Power of Ideas - London Dialogue 2019
Time Travel to a Meaningful Life

Alfred Nobel, explosives manufacturer, created the famous peace prize after reading his obituary, mistakenly published following the death of his brother. Luckily for me, a friend who was aware of Nobel’s story decided to write two versions of my own obituary.

In the first, I died on April 15, 2013, at 54. Having built Coller Capital to be a pioneer and leader, I was described as the Godfather of Private Equity Secondaries and a ”bore.” 

My friend also wrote a second obituary as if I was an amazing 98-year old. This has changed my life. The ingredients to my meaningful/happy life are purpose (a reason to get up in the morning), love (contentment), health (medical and fitness), and gratitude (puts a smile on the face).

The shock treatment of the second obituary was to use the additional 44 years for crazy, shoot for the moon projections of what I might achieve by 98. Alongside my continuing ambitions for Coller Capital, the obituary included a shopping list of achievements, from having a business school named after me to using state-owned assets to kick start pension systems.  

The back to the future test was: Would my 12-year-old, my 54-year-old, and my 98-year-old selves be proud of me? Why my 12-year-old self? I was a scared child, my father had died, and I had a learning disability, but that was when I decided, on a purely personal basis, to become a vegetarian. I did not believe in the way some animals were brought up but felt too young to decide which ones.

A spark went off as I read the obituary, and my 98-year-old self said, “Which of these ambitions are authentic, to all versions of myself?” I decided it would be more meaningful if I could save a few cows from a factory farm. My friend ridiculously wrote a new sentence making me the person who ends factory farming. I laughed and thought, “How can anyone person make such a difference?”

"I decided to switch from being a bystander to an upstander."

Using the cards that I had been dealt from my professional and personal experience, I had a lightbulb moment to focus on environmental, social, and governance (ESG) issues and factory farming. I decided to switch from being a bystander to an upstander, as I suddenly realized ESG can change the world! 

Luck is looking for people, looking for luck. Once you have a destiny, your antennae go up and serendipity happens.
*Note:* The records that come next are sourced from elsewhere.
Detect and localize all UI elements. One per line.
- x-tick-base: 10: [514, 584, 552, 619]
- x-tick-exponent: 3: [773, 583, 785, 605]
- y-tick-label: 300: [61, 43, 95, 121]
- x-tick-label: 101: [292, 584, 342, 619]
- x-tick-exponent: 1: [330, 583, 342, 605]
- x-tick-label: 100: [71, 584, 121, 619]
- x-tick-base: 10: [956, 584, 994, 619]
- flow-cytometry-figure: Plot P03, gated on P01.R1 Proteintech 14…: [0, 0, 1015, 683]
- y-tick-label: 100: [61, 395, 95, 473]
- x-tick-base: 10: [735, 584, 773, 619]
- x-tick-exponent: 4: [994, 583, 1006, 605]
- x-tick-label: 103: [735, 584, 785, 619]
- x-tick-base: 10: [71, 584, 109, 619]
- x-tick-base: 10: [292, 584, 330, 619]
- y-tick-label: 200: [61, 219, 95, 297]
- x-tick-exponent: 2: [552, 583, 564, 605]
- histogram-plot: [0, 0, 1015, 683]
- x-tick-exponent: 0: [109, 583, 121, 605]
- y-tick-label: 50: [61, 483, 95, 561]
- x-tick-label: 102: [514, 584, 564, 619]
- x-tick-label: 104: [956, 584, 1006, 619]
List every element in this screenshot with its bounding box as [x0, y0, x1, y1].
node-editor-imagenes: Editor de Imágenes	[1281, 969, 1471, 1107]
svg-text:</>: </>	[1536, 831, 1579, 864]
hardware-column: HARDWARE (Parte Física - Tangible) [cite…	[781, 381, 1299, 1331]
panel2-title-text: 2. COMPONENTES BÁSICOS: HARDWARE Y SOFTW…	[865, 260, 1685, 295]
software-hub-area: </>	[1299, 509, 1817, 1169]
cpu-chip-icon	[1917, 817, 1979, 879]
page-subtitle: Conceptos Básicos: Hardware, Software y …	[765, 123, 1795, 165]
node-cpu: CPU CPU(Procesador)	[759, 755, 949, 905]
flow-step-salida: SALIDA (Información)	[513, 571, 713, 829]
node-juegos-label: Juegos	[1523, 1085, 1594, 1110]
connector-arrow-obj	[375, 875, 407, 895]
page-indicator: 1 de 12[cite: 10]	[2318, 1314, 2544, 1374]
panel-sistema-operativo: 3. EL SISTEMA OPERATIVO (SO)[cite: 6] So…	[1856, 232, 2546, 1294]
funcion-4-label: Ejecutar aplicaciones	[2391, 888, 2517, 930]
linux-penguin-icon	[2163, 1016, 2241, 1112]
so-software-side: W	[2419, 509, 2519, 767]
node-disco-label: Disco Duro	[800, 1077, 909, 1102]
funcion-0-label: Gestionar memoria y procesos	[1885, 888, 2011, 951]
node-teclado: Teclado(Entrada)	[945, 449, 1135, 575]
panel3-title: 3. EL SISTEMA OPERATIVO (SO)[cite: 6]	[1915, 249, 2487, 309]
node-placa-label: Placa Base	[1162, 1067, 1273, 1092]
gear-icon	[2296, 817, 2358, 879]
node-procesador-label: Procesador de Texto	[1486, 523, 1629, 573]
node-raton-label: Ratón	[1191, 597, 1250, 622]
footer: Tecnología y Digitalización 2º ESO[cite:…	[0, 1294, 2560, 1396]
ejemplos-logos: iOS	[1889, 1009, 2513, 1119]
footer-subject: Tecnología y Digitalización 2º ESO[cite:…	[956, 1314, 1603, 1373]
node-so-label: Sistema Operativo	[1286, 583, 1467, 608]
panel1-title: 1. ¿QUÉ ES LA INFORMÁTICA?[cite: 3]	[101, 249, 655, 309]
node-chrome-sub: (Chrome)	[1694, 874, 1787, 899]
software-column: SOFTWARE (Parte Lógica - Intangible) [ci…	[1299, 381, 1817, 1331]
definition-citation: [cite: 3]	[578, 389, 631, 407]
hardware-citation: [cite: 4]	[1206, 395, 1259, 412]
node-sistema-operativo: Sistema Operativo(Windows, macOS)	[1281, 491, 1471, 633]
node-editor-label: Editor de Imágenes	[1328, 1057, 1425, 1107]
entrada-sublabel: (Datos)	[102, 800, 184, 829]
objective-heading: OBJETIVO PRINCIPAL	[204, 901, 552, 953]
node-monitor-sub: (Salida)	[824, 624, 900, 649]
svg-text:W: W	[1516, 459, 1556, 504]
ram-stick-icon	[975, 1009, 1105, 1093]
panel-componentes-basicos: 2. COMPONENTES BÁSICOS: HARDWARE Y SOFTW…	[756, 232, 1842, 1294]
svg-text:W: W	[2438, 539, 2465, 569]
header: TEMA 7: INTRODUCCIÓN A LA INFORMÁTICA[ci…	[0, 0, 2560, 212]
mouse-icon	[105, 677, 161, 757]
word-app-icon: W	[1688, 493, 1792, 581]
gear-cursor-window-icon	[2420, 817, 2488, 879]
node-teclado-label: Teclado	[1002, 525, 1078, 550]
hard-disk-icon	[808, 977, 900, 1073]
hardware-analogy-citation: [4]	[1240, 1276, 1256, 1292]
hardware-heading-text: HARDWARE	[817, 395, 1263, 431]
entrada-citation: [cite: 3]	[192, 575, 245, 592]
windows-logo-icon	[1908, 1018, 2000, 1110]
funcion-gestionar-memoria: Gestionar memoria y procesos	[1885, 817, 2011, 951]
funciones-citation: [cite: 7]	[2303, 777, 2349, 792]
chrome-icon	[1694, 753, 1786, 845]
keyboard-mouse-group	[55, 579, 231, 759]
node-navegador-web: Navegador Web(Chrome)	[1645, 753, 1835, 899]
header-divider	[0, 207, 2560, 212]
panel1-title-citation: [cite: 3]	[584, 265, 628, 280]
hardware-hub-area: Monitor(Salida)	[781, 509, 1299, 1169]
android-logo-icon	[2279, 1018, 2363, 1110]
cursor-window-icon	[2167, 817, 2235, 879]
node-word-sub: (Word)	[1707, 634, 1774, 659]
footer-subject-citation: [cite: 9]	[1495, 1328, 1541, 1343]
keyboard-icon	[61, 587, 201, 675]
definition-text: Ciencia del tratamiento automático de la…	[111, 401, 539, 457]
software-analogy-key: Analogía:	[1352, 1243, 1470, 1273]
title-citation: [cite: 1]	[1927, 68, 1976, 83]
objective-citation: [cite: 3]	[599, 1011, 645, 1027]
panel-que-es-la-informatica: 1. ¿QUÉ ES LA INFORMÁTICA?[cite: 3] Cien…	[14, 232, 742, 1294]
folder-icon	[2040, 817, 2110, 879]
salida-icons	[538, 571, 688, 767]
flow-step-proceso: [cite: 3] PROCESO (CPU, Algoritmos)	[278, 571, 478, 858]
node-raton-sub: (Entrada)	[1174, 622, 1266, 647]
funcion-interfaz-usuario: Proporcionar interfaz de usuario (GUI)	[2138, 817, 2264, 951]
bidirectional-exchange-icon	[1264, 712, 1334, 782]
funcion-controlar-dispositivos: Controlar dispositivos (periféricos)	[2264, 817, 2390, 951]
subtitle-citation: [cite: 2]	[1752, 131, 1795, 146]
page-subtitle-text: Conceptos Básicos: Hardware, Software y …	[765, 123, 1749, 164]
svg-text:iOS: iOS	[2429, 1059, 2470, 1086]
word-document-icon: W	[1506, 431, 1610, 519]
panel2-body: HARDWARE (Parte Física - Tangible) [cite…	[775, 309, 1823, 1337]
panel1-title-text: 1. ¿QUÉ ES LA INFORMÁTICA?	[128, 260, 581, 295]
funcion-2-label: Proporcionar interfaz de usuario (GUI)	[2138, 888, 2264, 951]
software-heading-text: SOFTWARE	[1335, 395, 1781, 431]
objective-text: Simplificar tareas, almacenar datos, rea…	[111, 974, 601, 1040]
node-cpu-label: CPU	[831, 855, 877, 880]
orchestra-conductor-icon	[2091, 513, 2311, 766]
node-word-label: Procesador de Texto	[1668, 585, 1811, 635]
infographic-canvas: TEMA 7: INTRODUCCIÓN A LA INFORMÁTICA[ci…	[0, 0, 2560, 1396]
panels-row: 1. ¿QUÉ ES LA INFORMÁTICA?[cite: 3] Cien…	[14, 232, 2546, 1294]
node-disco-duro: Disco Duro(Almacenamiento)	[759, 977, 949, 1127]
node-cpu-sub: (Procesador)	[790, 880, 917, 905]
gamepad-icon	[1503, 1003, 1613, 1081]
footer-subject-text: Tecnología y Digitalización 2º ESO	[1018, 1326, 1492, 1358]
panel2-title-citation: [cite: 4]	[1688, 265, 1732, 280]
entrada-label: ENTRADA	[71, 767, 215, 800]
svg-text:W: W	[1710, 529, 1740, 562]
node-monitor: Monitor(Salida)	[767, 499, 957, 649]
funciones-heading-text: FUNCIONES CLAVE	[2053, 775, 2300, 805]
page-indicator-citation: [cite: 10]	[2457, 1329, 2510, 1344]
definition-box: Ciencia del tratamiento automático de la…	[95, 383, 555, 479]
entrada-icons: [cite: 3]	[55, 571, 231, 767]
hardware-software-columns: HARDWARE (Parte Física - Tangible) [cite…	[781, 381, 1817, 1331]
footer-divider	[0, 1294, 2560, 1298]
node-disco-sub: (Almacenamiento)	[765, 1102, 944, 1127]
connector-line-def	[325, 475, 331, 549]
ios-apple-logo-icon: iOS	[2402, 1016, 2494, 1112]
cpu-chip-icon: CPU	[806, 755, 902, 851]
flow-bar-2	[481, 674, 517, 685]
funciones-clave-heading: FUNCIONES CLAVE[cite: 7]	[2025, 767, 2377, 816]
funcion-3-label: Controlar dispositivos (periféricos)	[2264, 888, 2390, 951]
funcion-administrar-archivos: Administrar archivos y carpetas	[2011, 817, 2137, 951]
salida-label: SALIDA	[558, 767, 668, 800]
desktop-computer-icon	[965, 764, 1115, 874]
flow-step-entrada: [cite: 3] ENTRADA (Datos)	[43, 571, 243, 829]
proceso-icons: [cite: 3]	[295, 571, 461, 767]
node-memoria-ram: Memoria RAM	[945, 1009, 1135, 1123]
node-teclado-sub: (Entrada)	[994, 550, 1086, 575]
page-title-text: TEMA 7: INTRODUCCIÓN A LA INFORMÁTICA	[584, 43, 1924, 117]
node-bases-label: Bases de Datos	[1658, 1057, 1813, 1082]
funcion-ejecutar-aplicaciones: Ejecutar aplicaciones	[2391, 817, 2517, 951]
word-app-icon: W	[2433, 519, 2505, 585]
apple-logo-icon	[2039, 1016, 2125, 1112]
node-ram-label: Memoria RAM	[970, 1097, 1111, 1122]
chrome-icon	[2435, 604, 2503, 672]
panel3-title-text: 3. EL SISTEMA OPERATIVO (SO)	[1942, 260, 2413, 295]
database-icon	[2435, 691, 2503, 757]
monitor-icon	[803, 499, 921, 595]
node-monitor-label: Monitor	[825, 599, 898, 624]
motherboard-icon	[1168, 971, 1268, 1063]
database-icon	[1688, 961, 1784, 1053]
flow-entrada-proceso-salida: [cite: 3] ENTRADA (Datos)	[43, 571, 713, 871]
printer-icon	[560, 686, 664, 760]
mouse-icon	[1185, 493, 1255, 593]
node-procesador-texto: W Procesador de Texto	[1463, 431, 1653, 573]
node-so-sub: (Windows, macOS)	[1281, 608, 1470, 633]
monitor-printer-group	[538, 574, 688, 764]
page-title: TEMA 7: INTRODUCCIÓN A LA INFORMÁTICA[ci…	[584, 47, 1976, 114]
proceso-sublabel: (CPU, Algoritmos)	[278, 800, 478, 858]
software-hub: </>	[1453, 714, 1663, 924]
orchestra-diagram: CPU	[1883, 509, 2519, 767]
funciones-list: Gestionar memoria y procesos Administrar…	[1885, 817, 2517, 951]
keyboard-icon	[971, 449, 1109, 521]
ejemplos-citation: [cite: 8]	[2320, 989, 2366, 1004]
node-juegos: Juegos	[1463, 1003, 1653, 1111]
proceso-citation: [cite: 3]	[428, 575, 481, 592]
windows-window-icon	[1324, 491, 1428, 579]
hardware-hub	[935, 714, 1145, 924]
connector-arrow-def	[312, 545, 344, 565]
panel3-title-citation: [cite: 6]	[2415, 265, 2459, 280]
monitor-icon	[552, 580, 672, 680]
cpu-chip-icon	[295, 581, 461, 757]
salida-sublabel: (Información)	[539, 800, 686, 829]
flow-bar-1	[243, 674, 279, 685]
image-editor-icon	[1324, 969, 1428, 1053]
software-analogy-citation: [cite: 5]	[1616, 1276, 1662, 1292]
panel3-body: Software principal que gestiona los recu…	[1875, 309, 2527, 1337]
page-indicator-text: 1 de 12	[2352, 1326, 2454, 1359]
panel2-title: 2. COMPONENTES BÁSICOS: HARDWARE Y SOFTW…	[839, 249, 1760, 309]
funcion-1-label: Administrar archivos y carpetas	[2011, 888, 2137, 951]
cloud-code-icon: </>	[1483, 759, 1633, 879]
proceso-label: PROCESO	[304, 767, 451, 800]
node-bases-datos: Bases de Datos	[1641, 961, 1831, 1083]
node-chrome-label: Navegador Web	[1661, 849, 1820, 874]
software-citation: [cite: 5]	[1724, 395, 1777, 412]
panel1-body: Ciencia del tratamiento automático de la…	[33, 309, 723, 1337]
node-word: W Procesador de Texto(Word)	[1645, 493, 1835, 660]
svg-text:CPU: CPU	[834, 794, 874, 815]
It is amazing how the world soon parts for you. 

I launched Farm Animal Investment Risk and Return (FAIRR) as an initiative from my foundation. The 54-year-old version of myself had the means and expertise to apply my chief investment officer skills to develop a distinct approach to ESG. 

You don’t have to be a vegetarian to be against factory farming as it emits more greenhouse gases than the whole transport sector, is the number one cause of deforestation, and is the number one user of antibiotics and freshwater worldwide. By making factory farming about materiality and not morality, I changed the conversation and brought the risk of it becoming a stranded asset to Wall Street.

In just four years, FAIRR has become an ESG hub of more than $20 trillion, making it the fastest-growing ESG initiative in the world. 

Investors need ESG data, so we created the Coller FAIRR Protein Producer Index. FAIRR has also launched various successful shareholder engagements, including to reduce climate emissions, stop everyday use of antibiotics, and invest in food tech. 

We are on the right side of history, and I look forward to sharing my journey with you. And, by the way, I endowed a business school with the mission of being number one in the world at venture. 

My advice is to go back to the future and ask how those multiple versions of you feel about you today. For the first time, I am very proud of that 12-year-old boy.  

A meaningful life is an authentic life and mine is a work in progress, so I need to live! Note to self: Enjoy the journey.